Choisir les bons instruments pour le débridement de la poche parodontale peut rendre cette étape plus simple et plus accessible tout en optimisant les résultats cliniques. L'utilisation de micro-inserts piézoélectriques permet de s'affranchir des contraintes du surfaçage conventionnel avec des curettes manuelles en privilégiant un travail moins invasif.

La prise en charge parodontale initiale repose en partie sur l'élimination mécanique des dépôts durs et mous supra et...


Choisir les bons instruments pour le débridement de la poche parodontale peut rendre cette étape plus simple et plus accessible tout en optimisant les résultats cliniques. L'utilisation de micro-inserts piézoélectriques permet de s'affranchir des contraintes du surfaçage conventionnel avec des curettes manuelles en privilégiant un travail moins invasif.

La prise en charge parodontale initiale repose en partie sur l'élimination mécanique des dépôts durs et mous supra et sous-gingivaux. C'est ce qu'on appelle le détartrage-surfaçage ou le débridement de la poche. Différentes techniques ont été décrites en termes de nombre de rendez-vous, d'approche (par quadrant, par désinfection globale ou assainissement progressif) et d'instrumentation (curettes et/ou inserts soniques ou ultrasoniques). De ce large éventail de possibilités peut naître une certaine confusion ou un sentiment de complexité limitant éventuellement la bonne réalisation de cette étape essentielle. Or, l'évolution des connaissances et les progrès techniques permettent aujourd'hui d'appréhender de façon plus simple et plus rationnelle la problématique du débridement. Dans cet article, nous ne traiterons que la question du choix des instruments : curettes ou inserts ou les deux ?

Critères de choix de l'instrumentation parodontale

Le choix de l'instrumentation pour l'assainissement parodontal initial repose sur les observations suivantes.

• L'inflammation clinique apparaît en réponse à l'accumulation de biofilm bactérien [1], c'est-à-dire à un dépôt mou faiblement adhérent à la surface radiculaire. Ce biofilm et ses produits ne pénètrent pas en profondeur le cément [2, 3]. Donc, l'objectif du débridement est non pas d'éliminer du cément infecté ou chargé en toxines mais de désorganiser le biofilm bactérien déposé sur le cément.

• Les tissus gingivaux sont inflammatoires et la poche parodontale est un espace étroit, profond et, suivant la position de la dent ou sa morphologie, certains sites sont difficiles d'accès (fig. 1). L'instrumentation utilisée doit ainsi permettre un débridement du biofilm sur toute la surface dentaire de la poche parodontale sans agresser les tissus gingivaux.
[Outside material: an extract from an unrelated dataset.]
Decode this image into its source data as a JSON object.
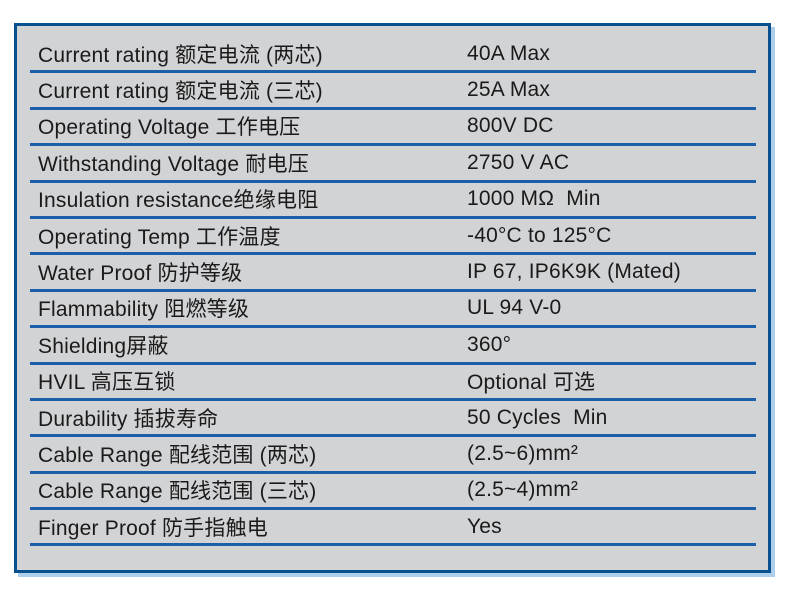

• Après débridement, la cicatrisation des tissus est directement liée aux éléments constitutifs (cellules et vaisseaux sanguins) de ces mêmes tissus. Aucune dilacération de la paroi molle de la poche parodontale (gencive) ne doit être effectuée.

En conséquence, pour être cohérent avec ces observations, nous devons privilégier :

– une technique et des instruments peu invasifs ;

– des instruments adaptés en taille, en courbure et en longueur ;

– une approche biologique et donc progressive, c'est-à-dire qui respecte les tissus et la résolution progressive de l'inflammation.

Faut-il continuer de surfacer avec des curettes manuelles [4-6] ?

En accord avec l'évolution des connaissances, l'objectif du surfaçage n'est pas d'éliminer tout le cément jusqu'à entendre le « cri dentinaire », ni d'espérer le rendre parfaitement lisse. Surfacer dans le sens de « gratter » de façon systématique la paroi radiculaire des poches parodontales avec des curettes manuelles selon des mouvements effectués de façon systématique et avec une pression importante ne doit plus être réalisé : c'est une approche obsolète (fig. 2 à 4). Cette démarche est trop invasive, douloureuse pour le patient, mais c'est aussi long, complexe et fatiguant pour l'opérateur. Elle nuit à la cicatrisation de la poche parodontale (sans cément, aucune attache des fibres conjonctives n'est possible). Enfin, les curettes de taille standard ne permettent pas aisément d'accéder à des sites de choix (entrée de furcation, proximité radiculaire ou zone apicale d`une poche profonde).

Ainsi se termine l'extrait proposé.